ミリオタライター二木知宏の「武器で見る映画」第9回

“パロディ”と“リアリティ”のハーモニー! ミリオタが思わず唸る『キングコング:髑髏島の巨神』

kgkg0502.jpg映画『キングコング:髑髏島の巨神』公式サイトより

 武器で見る映画第9回は、怪獣映画の金字塔キングコングの最新作『キングコング:髑髏島の巨神』(原題: Kong: Skull Island 2017)です。キングコングといえば、誰でもそのおおよその姿は想像できると思いますが、キングコングは時代ごとに、あらゆる武器の標的となってきました。そこで今回も、この映画に出てくる武器を紹介していきましょう。

 物語は、第二次世界大戦中、アメリカの航空機「P-51 マスタング」と日本の航空機「零式艦上攻撃機」が墜落するところから始まります。P-51 マスタングは第二次大戦中のアメリカの傑作機で、史上最高のレシプロ戦闘機と呼ばれた代物。レシプロとはレシプロエンジンの略で、エンジンの一種を指します。このマスタングのレシプロエンジンは、マーリンといい、なんと高級車で有名なロールス・ロイス製なのです! すごい運動性能!

 対して、零式艦上攻撃機。零戦といえば、日本人なら一度は聞いたことがあるでしょう。零戦については、ジブリ映画の『風立ちぬ』(2013)とかで詳しく描かれていますが、徹底した軽量化が図られ、高い格闘性能を実現しています。マスタングと零戦というのは、時代のアイコンであり、この機体が出てくれば、つまり、第二次大戦中だとわかるようになっているわけです。

 物語が進んで、1973年、アメリカがベトナム戦争で敗北を喫した後のころ。かたくなに「敗けてない、撤退だ。」と言っていたアメリカ軍の兵士が登場するように、この映画、実に多くのオマージュやパロディ要素が散りばめられています。例えば、島の調査のために使おうと出てきた「サイズミック爆弾」、これは『スターウォーズシリーズ』に登場した「サイズミック・チャージ」という爆弾のオマージュだろうと思います。今回の『キングコング』で、アメリカ軍大佐のプレストン・パッカードを演じたサミュエル・L・ジャクソンが『スターウォーズシリーズ』にも重要な役で出演していることが影響しているのででしょう。
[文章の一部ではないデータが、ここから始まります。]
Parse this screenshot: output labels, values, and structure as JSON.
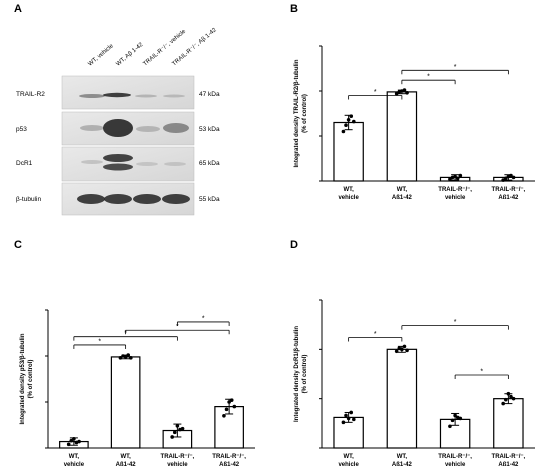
{
  "figure": {
    "panel_letters": [
      "A",
      "B",
      "C",
      "D"
    ]
  },
  "blot": {
    "lanes": [
      "WT, vehicle",
      "WT, Aβ 1-42",
      "TRAIL-R⁻/⁻, vehicle",
      "TRAIL-R⁻/⁻, Aβ 1-42"
    ],
    "rows": [
      {
        "label": "TRAIL-R2",
        "kda": "47 kDa"
      },
      {
        "label": "p53",
        "kda": "53 kDa"
      },
      {
        "label": "DcR1",
        "kda": "65 kDa"
      },
      {
        "label": "β-tubulin",
        "kda": "55 kDa"
      }
    ]
  },
  "chart_data": [
    {
      "panel": "B",
      "type": "bar",
      "categories": [
        "WT,\nvehicle",
        "WT,\nAß1-42",
        "TRAIL-R⁻/⁻,\nvehicle",
        "TRAIL-R⁻/⁻,\nAß1-42"
      ],
      "values": [
        65,
        99,
        4,
        4
      ],
      "errors": [
        8,
        2,
        3,
        3
      ],
      "points": [
        [
          55,
          62,
          68,
          72,
          66
        ],
        [
          97,
          99,
          100,
          101,
          98
        ],
        [
          2,
          4,
          5,
          3,
          6
        ],
        [
          1,
          3,
          5,
          6,
          4
        ]
      ],
      "ylabel": "Integrated density TRAIL-R2/β-tubulin\n(% of control)",
      "ylim": [
        0,
        150
      ],
      "yticks": [
        0,
        50,
        100,
        150
      ],
      "significance": [
        {
          "from": 0,
          "to": 1,
          "label": "*",
          "level": 95
        },
        {
          "from": 1,
          "to": 2,
          "label": "*",
          "level": 112
        },
        {
          "from": 1,
          "to": 3,
          "label": "*",
          "level": 123
        }
      ]
    },
    {
      "panel": "C",
      "type": "bar",
      "categories": [
        "WT,\nvehicle",
        "WT,\nAß1-42",
        "TRAIL-R⁻/⁻,\nvehicle",
        "TRAIL-R⁻/⁻,\nAß1-42"
      ],
      "values": [
        7,
        99,
        19,
        45
      ],
      "errors": [
        4,
        2,
        7,
        8
      ],
      "points": [
        [
          4,
          8,
          10,
          6,
          7
        ],
        [
          98,
          100,
          99,
          101,
          98
        ],
        [
          12,
          17,
          24,
          20,
          21
        ],
        [
          35,
          42,
          50,
          52,
          45
        ]
      ],
      "ylabel": "Integrated density p53/β-tubulin\n(% of control)",
      "ylim": [
        0,
        150
      ],
      "yticks": [
        0,
        50,
        100,
        150
      ],
      "significance": [
        {
          "from": 0,
          "to": 1,
          "label": "*",
          "level": 112
        },
        {
          "from": 0,
          "to": 2,
          "label": "*",
          "level": 121
        },
        {
          "from": 1,
          "to": 3,
          "label": "*",
          "level": 128
        },
        {
          "from": 2,
          "to": 3,
          "label": "*",
          "level": 137
        }
      ]
    },
    {
      "panel": "D",
      "type": "bar",
      "categories": [
        "WT,\nvehicle",
        "WT,\nAß1-42",
        "TRAIL-R⁻/⁻,\nvehicle",
        "TRAIL-R⁻/⁻,\nAß1-42"
      ],
      "values": [
        31,
        100,
        29,
        50
      ],
      "errors": [
        5,
        3,
        6,
        5
      ],
      "points": [
        [
          26,
          33,
          30,
          36,
          29
        ],
        [
          98,
          101,
          100,
          103,
          99
        ],
        [
          22,
          28,
          33,
          31,
          30
        ],
        [
          45,
          49,
          55,
          52,
          50
        ]
      ],
      "ylabel": "Integrated density DcR1/β-tubulin\n(% of control)",
      "ylim": [
        0,
        150
      ],
      "yticks": [
        0,
        50,
        100,
        150
      ],
      "significance": [
        {
          "from": 0,
          "to": 1,
          "label": "*",
          "level": 112
        },
        {
          "from": 2,
          "to": 3,
          "label": "*",
          "level": 74
        },
        {
          "from": 1,
          "to": 3,
          "label": "*",
          "level": 124
        }
      ]
    }
  ]
}
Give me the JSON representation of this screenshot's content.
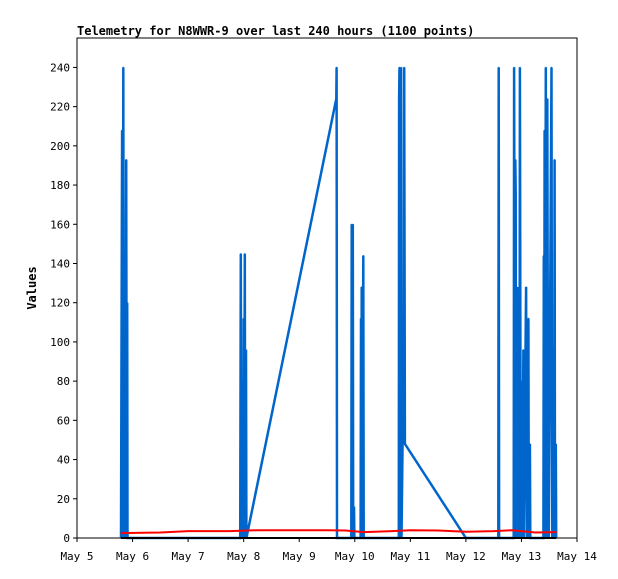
{
  "chart_data": {
    "type": "line",
    "title": "Telemetry for N8WWR-9 over last 240 hours (1100 points)",
    "xlabel": "",
    "ylabel": "Values",
    "xlim": [
      "May 5 00:00",
      "May 14 00:00"
    ],
    "ylim": [
      0,
      255
    ],
    "grid": false,
    "x_ticks": [
      "May 5",
      "May 6",
      "May 7",
      "May 8",
      "May 9",
      "May 10",
      "May 11",
      "May 12",
      "May 13",
      "May 14"
    ],
    "y_ticks": [
      0,
      20,
      40,
      60,
      80,
      100,
      120,
      140,
      160,
      180,
      200,
      220,
      240
    ],
    "series": [
      {
        "color": "#0066cc",
        "style": "spikes",
        "points": [
          [
            "May 5 19:00",
            0
          ],
          [
            "May 5 19:30",
            208
          ],
          [
            "May 5 19:45",
            0
          ],
          [
            "May 5 20:00",
            240
          ],
          [
            "May 5 20:15",
            0
          ],
          [
            "May 5 20:45",
            145
          ],
          [
            "May 5 21:00",
            0
          ],
          [
            "May 5 21:15",
            193
          ],
          [
            "May 5 21:30",
            0
          ],
          [
            "May 5 21:40",
            120
          ],
          [
            "May 5 21:50",
            0
          ],
          [
            "May 7 22:30",
            0
          ],
          [
            "May 7 22:45",
            145
          ],
          [
            "May 7 23:00",
            0
          ],
          [
            "May 7 23:40",
            64
          ],
          [
            "May 7 23:50",
            0
          ],
          [
            "May 8 00:00",
            112
          ],
          [
            "May 8 00:10",
            0
          ],
          [
            "May 8 00:30",
            145
          ],
          [
            "May 8 00:40",
            0
          ],
          [
            "May 8 01:00",
            96
          ],
          [
            "May 8 01:10",
            0
          ],
          [
            "May 9 16:00",
            224
          ],
          [
            "May 9 16:10",
            240
          ],
          [
            "May 9 16:20",
            0
          ],
          [
            "May 9 22:30",
            0
          ],
          [
            "May 9 22:40",
            160
          ],
          [
            "May 9 22:50",
            64
          ],
          [
            "May 9 23:10",
            160
          ],
          [
            "May 9 23:20",
            0
          ],
          [
            "May 9 23:40",
            16
          ],
          [
            "May 9 23:50",
            0
          ],
          [
            "May 10 02:30",
            0
          ],
          [
            "May 10 02:40",
            112
          ],
          [
            "May 10 02:50",
            0
          ],
          [
            "May 10 03:00",
            128
          ],
          [
            "May 10 03:10",
            0
          ],
          [
            "May 10 03:40",
            144
          ],
          [
            "May 10 03:50",
            0
          ],
          [
            "May 10 19:00",
            0
          ],
          [
            "May 10 19:10",
            224
          ],
          [
            "May 10 19:20",
            240
          ],
          [
            "May 10 19:40",
            0
          ],
          [
            "May 10 20:00",
            240
          ],
          [
            "May 10 20:10",
            0
          ],
          [
            "May 10 21:10",
            104
          ],
          [
            "May 10 21:20",
            240
          ],
          [
            "May 10 21:40",
            48
          ],
          [
            "May 12 00:00",
            0
          ],
          [
            "May 12 14:00",
            0
          ],
          [
            "May 12 14:10",
            240
          ],
          [
            "May 12 14:20",
            0
          ],
          [
            "May 12 20:40",
            0
          ],
          [
            "May 12 20:50",
            240
          ],
          [
            "May 12 21:00",
            144
          ],
          [
            "May 12 21:20",
            193
          ],
          [
            "May 12 21:30",
            176
          ],
          [
            "May 12 21:40",
            0
          ],
          [
            "May 12 22:00",
            128
          ],
          [
            "May 12 22:10",
            0
          ],
          [
            "May 12 23:00",
            128
          ],
          [
            "May 12 23:10",
            0
          ],
          [
            "May 12 23:20",
            240
          ],
          [
            "May 12 23:30",
            128
          ],
          [
            "May 12 23:40",
            0
          ],
          [
            "May 13 00:00",
            80
          ],
          [
            "May 13 00:10",
            64
          ],
          [
            "May 13 00:20",
            0
          ],
          [
            "May 13 00:50",
            96
          ],
          [
            "May 13 01:00",
            0
          ],
          [
            "May 13 02:00",
            128
          ],
          [
            "May 13 02:10",
            48
          ],
          [
            "May 13 02:20",
            0
          ],
          [
            "May 13 03:00",
            112
          ],
          [
            "May 13 03:10",
            0
          ],
          [
            "May 13 03:40",
            48
          ],
          [
            "May 13 03:50",
            0
          ],
          [
            "May 13 09:30",
            0
          ],
          [
            "May 13 09:40",
            144
          ],
          [
            "May 13 09:50",
            0
          ],
          [
            "May 13 10:00",
            208
          ],
          [
            "May 13 10:10",
            0
          ],
          [
            "May 13 10:30",
            240
          ],
          [
            "May 13 10:40",
            160
          ],
          [
            "May 13 10:50",
            0
          ],
          [
            "May 13 11:10",
            224
          ],
          [
            "May 13 11:20",
            128
          ],
          [
            "May 13 11:30",
            0
          ],
          [
            "May 13 11:40",
            32
          ],
          [
            "May 13 11:50",
            0
          ],
          [
            "May 13 13:00",
            240
          ],
          [
            "May 13 13:10",
            80
          ],
          [
            "May 13 13:20",
            0
          ],
          [
            "May 13 14:00",
            96
          ],
          [
            "May 13 14:10",
            0
          ],
          [
            "May 13 14:20",
            193
          ],
          [
            "May 13 14:30",
            0
          ],
          [
            "May 13 14:50",
            48
          ],
          [
            "May 13 15:00",
            0
          ]
        ]
      },
      {
        "color": "#ff0000",
        "style": "line",
        "points": [
          [
            "May 5 19:00",
            2.5
          ],
          [
            "May 6 12:00",
            2.8
          ],
          [
            "May 7 00:00",
            3.5
          ],
          [
            "May 7 18:00",
            3.5
          ],
          [
            "May 8 06:00",
            4.0
          ],
          [
            "May 9 00:00",
            4.0
          ],
          [
            "May 9 12:00",
            4.0
          ],
          [
            "May 9 20:00",
            3.8
          ],
          [
            "May 10 04:00",
            3.0
          ],
          [
            "May 10 16:00",
            3.5
          ],
          [
            "May 11 00:00",
            4.0
          ],
          [
            "May 11 12:00",
            3.8
          ],
          [
            "May 12 00:00",
            3.2
          ],
          [
            "May 12 12:00",
            3.5
          ],
          [
            "May 12 20:00",
            4.0
          ],
          [
            "May 13 06:00",
            2.8
          ],
          [
            "May 13 15:00",
            3.0
          ]
        ]
      },
      {
        "color": "#000000",
        "style": "line",
        "points": [
          [
            "May 5 19:00",
            0
          ],
          [
            "May 13 15:00",
            0
          ]
        ]
      }
    ]
  }
}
 髑髏島に上陸する面々の武装も時代を反映しています。主な武装はコルト社製「アサルトライフルM16A1」、世界で一番有名なアサルトライフルですね。このM16にM203グレネードランチャーを装着したモデルも登場します。また、スプリングフィールド造兵廠製「M14ライフル」を携えた兵士も登場します。M14は、フルオート射撃もできるので、ほぼアサルトライフルですが、銃床が曲がっており、フルオート射撃時の制御が困難だということが、ベトナム戦争で表面化してしまい、M16に主力小銃の座を奪われるという運命をたどっています。しかし、高い威力と長い射程から、M14をフルオート射撃もできる狙撃銃として運用する兵士も多く、そのため、ベトナム戦争帰りの兵士達がM16やM14を装備しているのは、リアリティー溢れる描写といえます。
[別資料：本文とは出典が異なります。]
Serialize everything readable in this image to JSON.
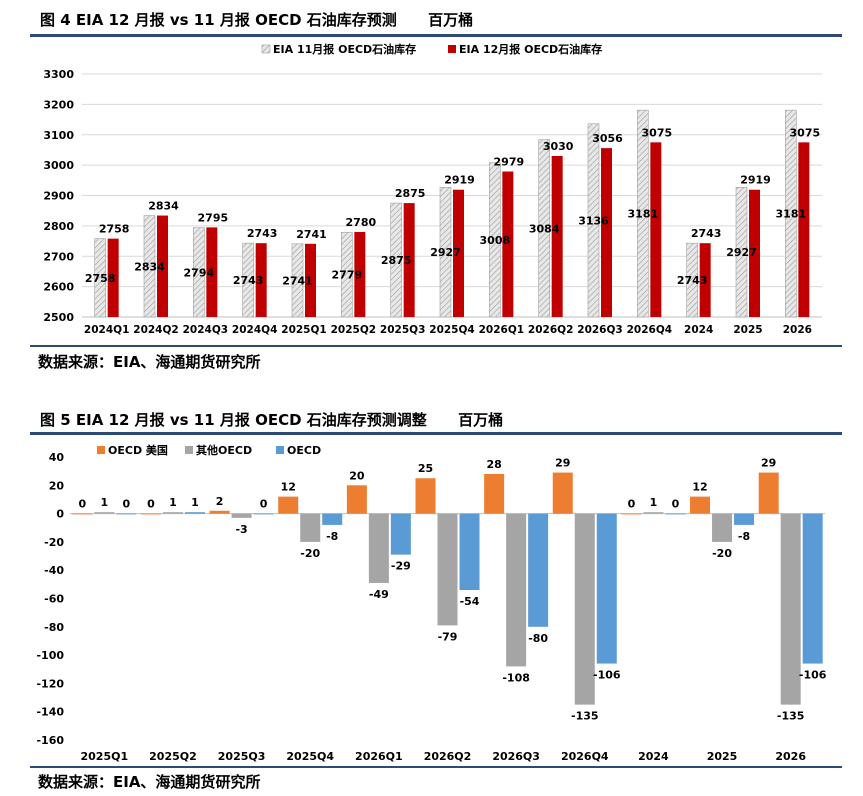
{
  "figure4": {
    "title": "图 4 EIA 12 月报 vs 11 月报 OECD 石油库存预测      百万桶",
    "source": "数据来源：EIA、海通期货研究所"
  },
  "figure5": {
    "title": "图 5 EIA 12 月报 vs 11 月报 OECD 石油库存预测调整      百万桶",
    "source": "数据来源：EIA、海通期货研究所"
  },
  "colors": {
    "nov_fill": "#e8e8e8",
    "dec_fill": "#c00000",
    "us": "#ed7d31",
    "other": "#a5a5a5",
    "oecd": "#5b9bd5",
    "rule": "#2c4a74"
  },
  "chart_data": [
    {
      "type": "bar",
      "title": "EIA 12 月报 vs 11 月报 OECD 石油库存预测",
      "unit": "百万桶",
      "categories": [
        "2024Q1",
        "2024Q2",
        "2024Q3",
        "2024Q4",
        "2025Q1",
        "2025Q2",
        "2025Q3",
        "2025Q4",
        "2026Q1",
        "2026Q2",
        "2026Q3",
        "2026Q4",
        "2024",
        "2025",
        "2026"
      ],
      "series": [
        {
          "name": "EIA 11月报 OECD石油库存",
          "values": [
            2758,
            2834,
            2794,
            2743,
            2741,
            2779,
            2875,
            2927,
            3008,
            3084,
            3136,
            3181,
            2743,
            2927,
            3181
          ]
        },
        {
          "name": "EIA 12月报 OECD石油库存",
          "values": [
            2758,
            2834,
            2795,
            2743,
            2741,
            2780,
            2875,
            2919,
            2979,
            3030,
            3056,
            3075,
            2743,
            2919,
            3075
          ]
        }
      ],
      "ylim": [
        2500,
        3300
      ],
      "yticks": [
        2500,
        2600,
        2700,
        2800,
        2900,
        3000,
        3100,
        3200,
        3300
      ],
      "legend": "top-center",
      "grid": true
    },
    {
      "type": "bar",
      "title": "EIA 12 月报 vs 11 月报 OECD 石油库存预测调整",
      "unit": "百万桶",
      "categories": [
        "2025Q1",
        "2025Q2",
        "2025Q3",
        "2025Q4",
        "2026Q1",
        "2026Q2",
        "2026Q3",
        "2026Q4",
        "2024",
        "2025",
        "2026"
      ],
      "series": [
        {
          "name": "OECD 美国",
          "values": [
            0,
            0,
            2,
            12,
            20,
            25,
            28,
            29,
            0,
            12,
            29
          ]
        },
        {
          "name": "其他OECD",
          "values": [
            1,
            1,
            -3,
            -20,
            -49,
            -79,
            -108,
            -135,
            1,
            -20,
            -135
          ]
        },
        {
          "name": "OECD",
          "values": [
            0,
            1,
            0,
            -8,
            -29,
            -54,
            -80,
            -106,
            0,
            -8,
            -106
          ]
        }
      ],
      "ylim": [
        -160,
        40
      ],
      "yticks": [
        -160,
        -140,
        -120,
        -100,
        -80,
        -60,
        -40,
        -20,
        0,
        20,
        40
      ],
      "legend": "top-left",
      "grid": false
    }
  ]
}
 兵士の一人が装備している「カラシニコフAK−47」。アメリカ軍なのに「?」と頭に疑問符が浮かぶ人も多いことでしょう。カラシニコフのAK−47とは、ミハイル・カラシニコフが設計したソ連軍正式採用小銃で、先述したアメリカ軍正式採用M16と世界を二分し、“世界で最も多く使用された小銃”としてギネス記録も持っています。ベトナム戦争でベトコンたちは主にAKを使用していました。では、なぜアメリカ軍が使用しているのか? それは簡単です。AK-47が開発されたのは1947年、正式採用が1949年、対してM16は、1957年開発の1962年から正式採用で、少しだけ新しいんですね。兵器と兵士の関係は面白いもので、古い武器は、それまで使用してきた信頼があります。操作性などは、新しい銃より、今まで使っていた銃の方が習熟度が増していることは明らか。命を預ける非常に大切な道具である銃を容易に新調することはしないんです。正式採用された新しい銃が配備されても、一つ前のモデルを使用している兵士が多い理由がこれです。兵士と兵器っていうのは、常に新しいものを望みながらも、新しいものに対する不信感に溢れている、この矛盾を抱えた存在なんです。話を戻しますね、つまり、採用されて間もないM16は信頼性がまだ低く、敵から奪ったAK-47を使用する兵士が多かったという資料が残っています。このAK-47にまつわる話が映画内でも語られます。それはぜひとも劇場でご覧いただきたい限りです。